Nem sempre é fácil pensar num tema para a coluna. Aí chega a segunda e eu, feliz da vida, já sei o que escrever, até abrir a Folha, encontrar a coluna do Celso Rocha de Barros e descobrir que ele já esgotou o meu assunto.
Pô, Celso, a gente nem sempre concorda, mas você precisava aprontar uma dessas comigo?
O projeto de reforma da Previdência, entre várias outras iniciativas, cria (artigo 201-A) “(...) novo regime de previdência social, organizado com base em sistema de capitalização na modalidade de contribuição definida, de caráter obrigatório para quem aderir”.
Há, portanto, uma opção por um regime distinto do existente (repartição), mas, a partir do momento da opção, as contribuições, obrigatórias, serão direcionadas a “conta vinculada para cada trabalhador e de constituição de reserva individual para o pagamento do benefício”
O Celso crê que novos ingressantes no mercado de trabalho serão forçados para o novo regime; eu acredito que muitos deles preferirão o novo regime, mas essa distinção é irrelevante.
Quem migrar para a capitalização poderá até ganhar, mas deixará de financiar a atual geração de aposentados (e aqui estou me referindo apenas ao INSS).
Como alertei meses atrás, há cerca de 30 milhões de aposentados e pensionistas que receberam R$ 587 bilhões (8,5% do PIB) em 2018. Há também pouco mais de 52 milhões de contribuintes que pingaram R$ 391 bilhões (5,7% do PIB) para pagar essas despesas, resultando em déficit de R$ 196 bilhões.
A demografia já joga contra: a relação entre aposentados e trabalhadores na ativa crescerá, pela maior longevidade da população, bem como a redução das taxas de natalidade. Para que mesmo precisamos acelerar o processo, tirando da base de contribuição os que optarem pelo regime de capitalização?

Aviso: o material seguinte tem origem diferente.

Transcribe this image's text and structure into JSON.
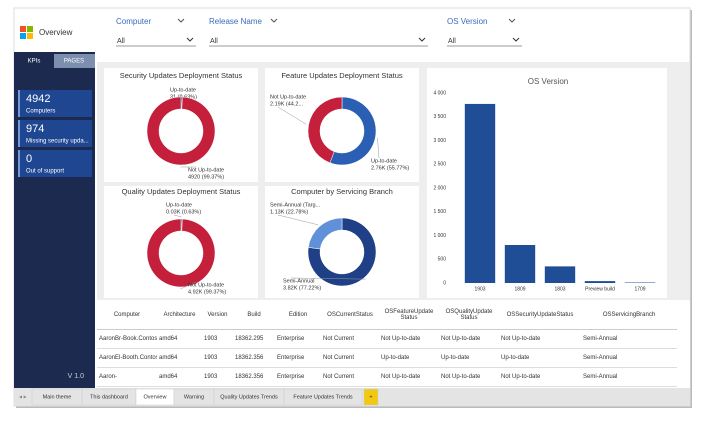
{
  "app": {
    "title": "Overview"
  },
  "filters": [
    {
      "label": "Computer",
      "value": "All"
    },
    {
      "label": "Release Name",
      "value": "All"
    },
    {
      "label": "OS Version",
      "value": "All"
    }
  ],
  "sidebar": {
    "tabs": [
      "KPIs",
      "PAGES"
    ],
    "kpis": [
      {
        "value": "4942",
        "label": "Computers"
      },
      {
        "value": "974",
        "label": "Missing security upda..."
      },
      {
        "value": "0",
        "label": "Out of support"
      }
    ],
    "version": "V 1.0"
  },
  "donuts": [
    {
      "title": "Security Updates Deployment Status",
      "slices": [
        {
          "name": "Up-to-date",
          "value": 31,
          "value_label": "31 (0.63%)",
          "color": "#2b5fb4"
        },
        {
          "name": "Not Up-to-date",
          "value": 4920,
          "value_label": "4920 (99.37%)",
          "color": "#c4203b"
        }
      ]
    },
    {
      "title": "Feature Updates Deployment Status",
      "slices": [
        {
          "name": "Up-to-date",
          "value": 2760,
          "value_label": "2.76K (55.77%)",
          "color": "#2b5fb4"
        },
        {
          "name": "Not Up-to-date",
          "value": 2190,
          "value_label": "2.19K (44.2...",
          "color": "#c4203b"
        }
      ]
    },
    {
      "title": "Quality Updates Deployment Status",
      "slices": [
        {
          "name": "Up-to-date",
          "value": 30,
          "value_label": "0.03K (0.63%)",
          "color": "#2b5fb4"
        },
        {
          "name": "Not Up-to-date",
          "value": 4920,
          "value_label": "4.92K (99.37%)",
          "color": "#c4203b"
        }
      ]
    },
    {
      "title": "Computer by Servicing Branch",
      "slices": [
        {
          "name": "Semi-Annual",
          "value": 3820,
          "value_label": "3.82K (77.22%)",
          "color": "#1f3f86"
        },
        {
          "name": "Semi-Annual (Targ...",
          "value": 1130,
          "value_label": "1.13K (22.78%)",
          "color": "#5f90d8"
        }
      ]
    }
  ],
  "chart_data": {
    "type": "bar",
    "title": "OS Version",
    "categories": [
      "1903",
      "1809",
      "1803",
      "Preview build",
      "1709"
    ],
    "values": [
      3770,
      800,
      350,
      40,
      10
    ],
    "color": "#1f4e96",
    "ylim": [
      0,
      4000
    ],
    "yticks": [
      0,
      500,
      {
        "value": 1000,
        "label": "1 000"
      },
      {
        "value": 1500,
        "label": "1 500"
      },
      {
        "value": 2000,
        "label": "2 000"
      },
      {
        "value": 2500,
        "label": "2 500"
      },
      {
        "value": 3000,
        "label": "3 000"
      },
      {
        "value": 3500,
        "label": "3 500"
      },
      {
        "value": 4000,
        "label": "4 000"
      }
    ],
    "grid": false
  },
  "table": {
    "columns": [
      "Computer",
      "Architecture",
      "Version",
      "Build",
      "Edition",
      "OSCurrentStatus",
      "OSFeatureUpdate Status",
      "OSQualityUpdate Status",
      "OSSecurityUpdateStatus",
      "OSServicingBranch"
    ],
    "rows": [
      [
        "AaronBr-Book.Contoso",
        "amd64",
        "1903",
        "18362.295",
        "Enterprise",
        "Not Current",
        "Not Up-to-date",
        "Not Up-to-date",
        "Not Up-to-date",
        "Semi-Annual"
      ],
      [
        "AaronEl-Booth.Contoso",
        "amd64",
        "1903",
        "18362.356",
        "Enterprise",
        "Not Current",
        "Up-to-date",
        "Up-to-date",
        "Up-to-date",
        "Semi-Annual"
      ],
      [
        "Aaron-",
        "amd64",
        "1903",
        "18362.356",
        "Enterprise",
        "Not Current",
        "Not Up-to-date",
        "Not Up-to-date",
        "Not Up-to-date",
        "Semi-Annual"
      ]
    ]
  },
  "tabs": [
    "Main theme",
    "This dashboard",
    "Overview",
    "Warning",
    "Quality Updates Trends",
    "Feature Updates Trends",
    "+"
  ]
}
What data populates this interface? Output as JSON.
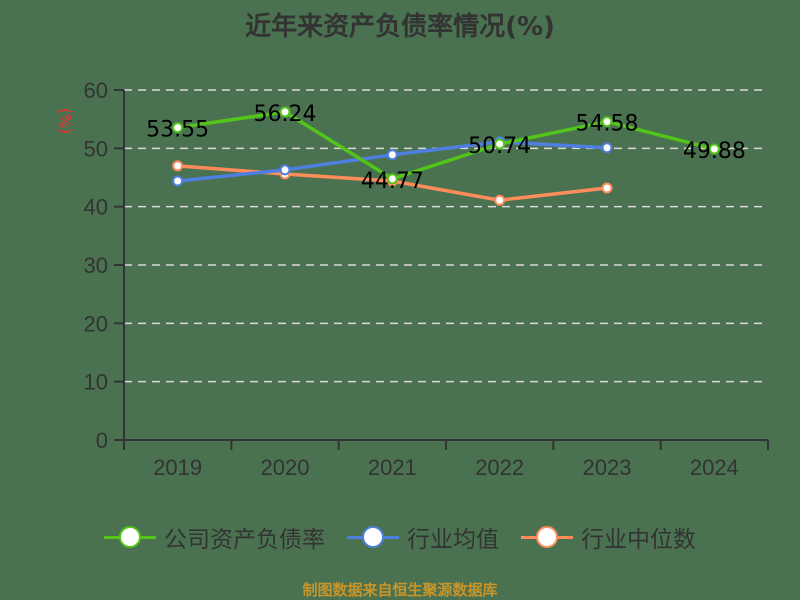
{
  "title": "近年来资产负债率情况(%)",
  "source": "制图数据来自恒生聚源数据库",
  "colors": {
    "background": "#4a7250",
    "company": "#52c41a",
    "industry_avg": "#4e7fe0",
    "industry_median": "#ff8c5a",
    "axis": "#333333",
    "grid": "#d9d9d9",
    "ylabel": "#ff2a2a",
    "source": "#c8952a"
  },
  "chart_data": {
    "type": "line",
    "title": "近年来资产负债率情况(%)",
    "xlabel": "",
    "ylabel": "(%)",
    "categories": [
      "2019",
      "2020",
      "2021",
      "2022",
      "2023",
      "2024"
    ],
    "ylim": [
      0,
      60
    ],
    "yticks": [
      0,
      10,
      20,
      30,
      40,
      50,
      60
    ],
    "grid": true,
    "grid_style": "dashed",
    "legend_position": "bottom",
    "series": [
      {
        "name": "公司资产负债率",
        "values": [
          53.55,
          56.24,
          44.77,
          50.74,
          54.58,
          49.88
        ],
        "labeled": true
      },
      {
        "name": "行业均值",
        "values": [
          44.4,
          46.3,
          48.9,
          51.1,
          50.1,
          null
        ],
        "labeled": false
      },
      {
        "name": "行业中位数",
        "values": [
          47.0,
          45.6,
          44.4,
          41.1,
          43.2,
          null
        ],
        "labeled": false
      }
    ]
  },
  "legend": [
    {
      "label": "公司资产负债率",
      "color": "#52c41a"
    },
    {
      "label": "行业均值",
      "color": "#4e7fe0"
    },
    {
      "label": "行业中位数",
      "color": "#ff8c5a"
    }
  ]
}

Faz sentido criar um sistema de capitalização complementar ao de repartição, como defendido, por exemplo, na proposta elaborada por Paulo Tafner. No caso, pessoas de renda mais elevada contribuiriam para o novo regime sobre o montante que ultrapassasse o teto do regime de repartição.
Note-se que o novo regime, nesse caso, não aumentaria o déficit (como ocorreria pelo projeto enviado na semana passada) nem o reduziria.
Independentemente, portanto, da criação de um novo regime, é necessário alterar o modo de funcionamento do atual, tanto no que se refere ao INSS como no que tange ao funcionalismo.
A esse respeito o projeto do governo apresenta várias alternativas que, segundo suas estimativas, poderiam resultar em redução do déficit previdenciário em pouco mais de R$ 1,1 trilhão nos próximos dez anos.
Note-se que essa redução não se dá na comparação com o déficit atual, mas com aquele que ocorreria na ausência de reformas.
Como destacado oportunamente pelo Marcos Lisboa, a proposta supracitada de Tafner ainda permitiria que gastos previdenciários crescessem em torno de 2% ao ano; como a do governo é mais modesta, o gasto provavelmente cresceria um tanto mais rápido.
Apenas essa observação deveria deixar clara a enormidade da tarefa à frente. Maior que essa, porém, parece ser a disposição das corporações para manter seus privilégios.
Enquanto posam como paladinos dos pobres, se posicionam para manter o status quo que permite que o gasto por funcionário federal seja mais de seis vezes superior ao observado no INSS. Isso é o essencial; o resto é perfumaria.